Until I met her Aunt. 

She was wonderful. She was loving and nurturing. She was so excited to have her niece come stay with her. 

And while my hope melted away...I was filled with a sense if peace. 

I believe children belong with their families. If they can't be with their parents, extended family is the next best thing. Keeping my focus on my core values about family is imperative for me to get through all the goodbyes that foster care is likely to throw at me. 

At least until the child comes and I don't have to say goodbye. 

Karen A. (Nuggets from the Nut House) -

The feeling of "goodbye" is fairly fresh- Savon left our family two weeks ago today, at the time I'm writing this. Our goodbyes have been so different. The one that devastated and damaged us the most was our first...

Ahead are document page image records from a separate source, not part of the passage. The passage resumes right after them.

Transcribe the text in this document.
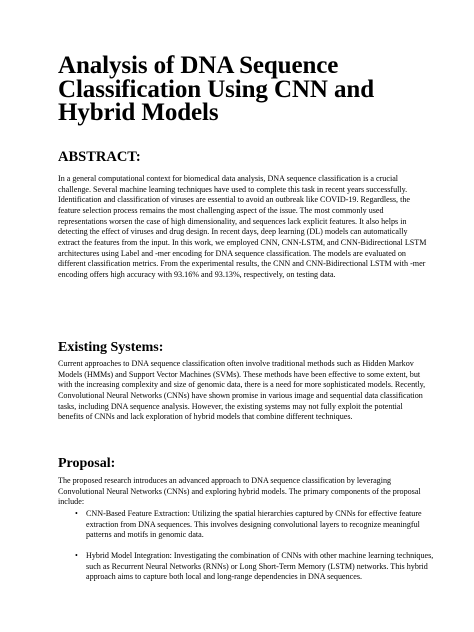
Analysis of DNA Sequence Classification Using CNN and Hybrid Models
ABSTRACT:

In a general computational context for biomedical data analysis, DNA sequence classification is a crucial challenge. Several machine learning techniques have used to complete this task in recent years successfully. Identification and classification of viruses are essential to avoid an outbreak like COVID-19. Regardless, the feature selection process remains the most challenging aspect of the issue. The most commonly used representations worsen the case of high dimensionality, and sequences lack explicit features. It also helps in detecting the effect of viruses and drug design. In recent days, deep learning (DL) models can automatically extract the features from the input. In this work, we employed CNN, CNN-LSTM, and CNN-Bidirectional LSTM architectures using Label and -mer encoding for DNA sequence classification. The models are evaluated on different classification metrics. From the experimental results, the CNN and CNN-Bidirectional LSTM with -mer encoding offers high accuracy with 93.16% and 93.13%, respectively, on testing data.

Existing Systems:

Current approaches to DNA sequence classification often involve traditional methods such as Hidden Markov Models (HMMs) and Support Vector Machines (SVMs). These methods have been effective to some extent, but with the increasing complexity and size of genomic data, there is a need for more sophisticated models. Recently, Convolutional Neural Networks (CNNs) have shown promise in various image and sequential data classification tasks, including DNA sequence analysis. However, the existing systems may not fully exploit the potential benefits of CNNs and lack exploration of hybrid models that combine different techniques.

Proposal:

The proposed research introduces an advanced approach to DNA sequence classification by leveraging Convolutional Neural Networks (CNNs) and exploring hybrid models. The primary components of the proposal include:

• CNN-Based Feature Extraction: Utilizing the spatial hierarchies captured by CNNs for effective feature extraction from DNA sequences. This involves designing convolutional layers to recognize meaningful patterns and motifs in genomic data.
• Hybrid Model Integration: Investigating the combination of CNNs with other machine learning techniques, such as Recurrent Neural Networks (RNNs) or Long Short-Term Memory (LSTM) networks. This hybrid approach aims to capture both local and long-range dependencies in DNA sequences.
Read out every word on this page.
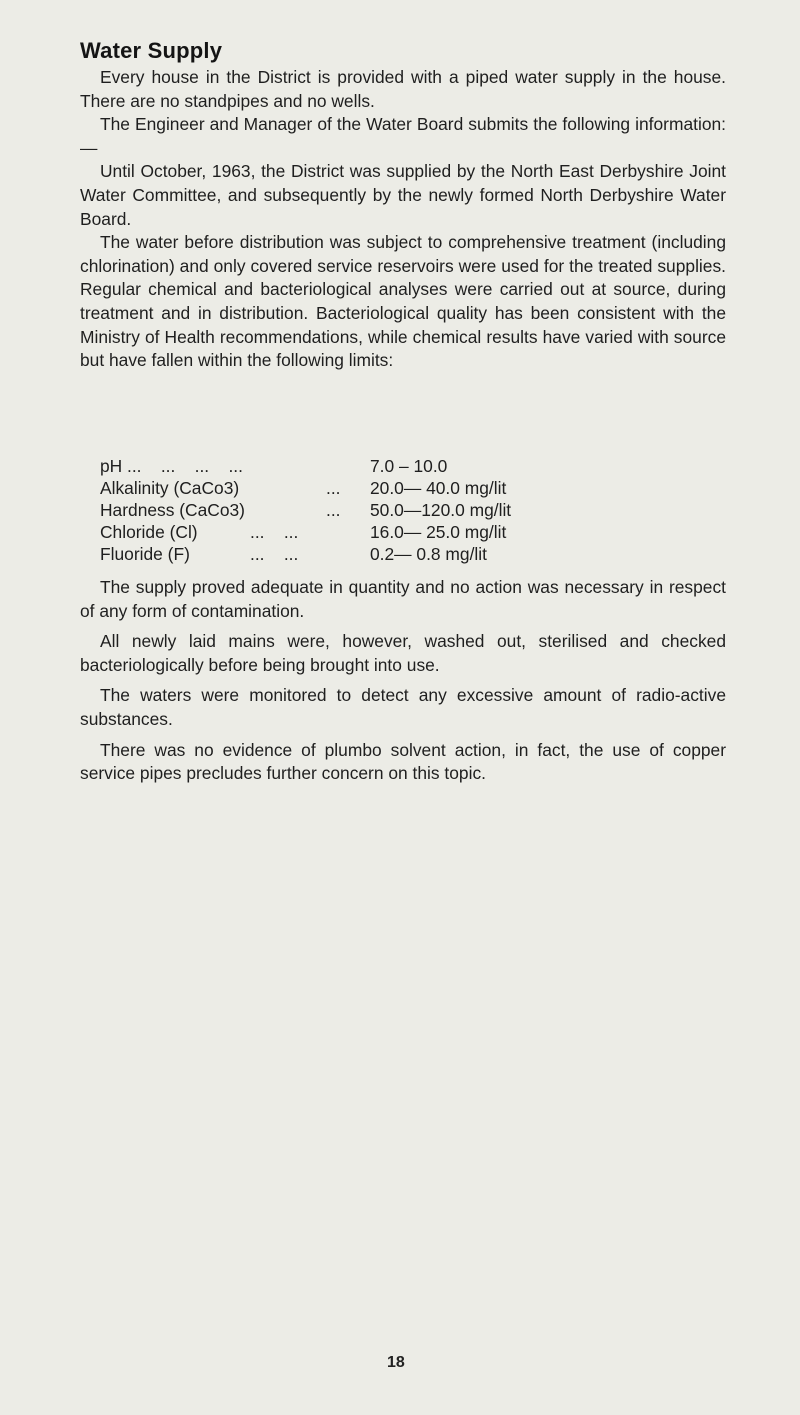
Water Supply

Every house in the District is provided with a piped water supply in the house. There are no standpipes and no wells.

The Engineer and Manager of the Water Board submits the following information:—

Until October, 1963, the District was supplied by the North East Derbyshire Joint Water Committee, and subsequently by the newly formed North Derbyshire Water Board.

The water before distribution was subject to comprehensive treatment (including chlorination) and only covered service reservoirs were used for the treated supplies. Regular chemical and bacteriological analyses were carried out at source, during treatment and in distribution. Bacteriological quality has been consistent with the Ministry of Health recommendations, while chemical results have varied with source but have fallen within the following limits:

pH ...    ...    ...    ...	7.0 – 10.0
Alkalinity (CaCo3)	... 20.0— 40.0 mg/lit
Hardness (CaCo3)	... 50.0—120.0 mg/lit
Chloride (Cl)	...    ...	16.0— 25.0 mg/lit
Fluoride (F)	...    ...	0.2— 0.8 mg/lit

The supply proved adequate in quantity and no action was necessary in respect of any form of contamination.

All newly laid mains were, however, washed out, sterilised and checked bacteriologically before being brought into use.

The waters were monitored to detect any excessive amount of radio-active substances.

There was no evidence of plumbo solvent action, in fact, the use of copper service pipes precludes further concern on this topic.

18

Piglet had been with us for ten months. Mom and I took her and dropped her off at her parents for what was to be her first overnight visit. I don't think we even had a planned return date, visits were just being increased and we were going to see how things went. When Mom and I arrived back home after dropping Piglet off, my little sister was crying. Dad came into the kitchen and quickly told us why. Piglet's parents' worker had called. The judge had signed some paper, and she was officially back in the custody of her parents. Wait, she was in the custody of her parents. She had been with us since birth, so they had never had custody for her to go "back" to. I can't even describe the emotions we went through. The only reason we are still fostering is because of Piglet's parents' reaction. They said it wasn't right, that we didn't get a chance for a proper goodbye. They wanted us to come pick her up the next day as we were supposed to! We did. We've maintained a very unique relationship with Piglet's family. Since then, she's come back to us- many times to visit, and then one day as an official foster placement. Then we said goodbye again (I said goodbye over Skype as she left the night before I came home from finishing my year at university). And since that second goodbye, we've had her come for more visits so that we can continue to be there for Piglet and her family- wherever the future takes us. 

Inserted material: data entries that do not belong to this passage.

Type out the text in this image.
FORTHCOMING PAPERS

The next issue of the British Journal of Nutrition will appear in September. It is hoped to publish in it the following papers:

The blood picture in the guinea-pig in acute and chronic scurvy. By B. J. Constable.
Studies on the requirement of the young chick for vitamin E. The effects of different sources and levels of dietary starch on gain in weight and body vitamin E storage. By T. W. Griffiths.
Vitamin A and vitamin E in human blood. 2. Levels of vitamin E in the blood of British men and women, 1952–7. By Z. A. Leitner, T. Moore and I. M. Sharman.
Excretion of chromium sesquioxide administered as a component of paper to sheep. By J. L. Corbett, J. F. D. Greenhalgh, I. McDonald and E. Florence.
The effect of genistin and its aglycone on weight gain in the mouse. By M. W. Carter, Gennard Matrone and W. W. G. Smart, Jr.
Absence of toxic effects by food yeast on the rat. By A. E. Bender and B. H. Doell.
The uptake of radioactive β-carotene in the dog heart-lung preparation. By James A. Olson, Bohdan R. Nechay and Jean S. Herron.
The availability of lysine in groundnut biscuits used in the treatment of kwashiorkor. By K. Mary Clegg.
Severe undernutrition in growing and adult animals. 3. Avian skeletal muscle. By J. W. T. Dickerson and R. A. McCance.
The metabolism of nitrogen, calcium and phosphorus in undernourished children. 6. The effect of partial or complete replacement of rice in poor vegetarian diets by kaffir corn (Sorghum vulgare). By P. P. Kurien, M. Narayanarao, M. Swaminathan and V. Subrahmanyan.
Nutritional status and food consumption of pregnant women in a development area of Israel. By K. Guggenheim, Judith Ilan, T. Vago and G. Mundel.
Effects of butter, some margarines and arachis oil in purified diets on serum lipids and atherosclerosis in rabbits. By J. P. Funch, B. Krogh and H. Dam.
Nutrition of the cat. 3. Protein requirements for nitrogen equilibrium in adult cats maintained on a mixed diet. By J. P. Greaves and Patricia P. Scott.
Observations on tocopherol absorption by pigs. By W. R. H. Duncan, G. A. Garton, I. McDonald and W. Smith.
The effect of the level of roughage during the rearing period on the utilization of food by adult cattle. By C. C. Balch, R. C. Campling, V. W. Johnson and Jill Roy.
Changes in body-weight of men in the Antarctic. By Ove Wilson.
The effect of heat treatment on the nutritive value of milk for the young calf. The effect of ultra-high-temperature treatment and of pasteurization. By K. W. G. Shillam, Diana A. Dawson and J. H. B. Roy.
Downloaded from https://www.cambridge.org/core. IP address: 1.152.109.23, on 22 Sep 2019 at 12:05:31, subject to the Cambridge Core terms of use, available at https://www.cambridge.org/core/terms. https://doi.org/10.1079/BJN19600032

Thankfully, we haven't had any real "goodbyes". As I've said, we've maintained close contact with Piglet and her family. With our second, B, we've had some contact- some phone calls, a Christmas visit, and attending her first birthday. Since Savon went home recently, we have not had contact with his dad yet. We don't want to scare off Savon's dad, or make him feel like we're intruding or examining him. We want to wait for a visit so that Savon has time to bond with his daddy.

One practical way to ease the transition for the baby is that sometimes Mom will sleep with a few receiving blankets before the baby leaves. That way they smell like her, and when baby goes home, their caregiver can use those blankets for comfort in the early days. When one of our babies goes to their "forever home", we send along the outfit that they came home from the hospital in (for the ones that applies to). We put it in a Ziploc bag and label it. We also buy Baby's 1st Christmas ornaments for each of our babies- 2 identical ornaments for each baby, and we pick ones that can hold photographs. One ornament goes on our tree each year, and the other ornament goes with the baby when they leave. The last "goodbye tradition" we have is so special to our family. We go to Build-a-Bear. We get a sound piece, and gather around it as a family. We record ourselves saying, "We love you, ______!" That sound piece goes in the hand of whichever teddy we choose for that baby. The staff has been so great with us when we do it. Having us rub our dreams into tiny velvet hearts, kiss it for all the boo-boos to come, hug it for when they need a friend, and on an on. Yes, we cry. For Piglet, her Molly bear has been with her through a lot since she left us. And when needed, a simple squeeze of the hand will remind our babies of the message we want them to always remember, "We love you, _____!"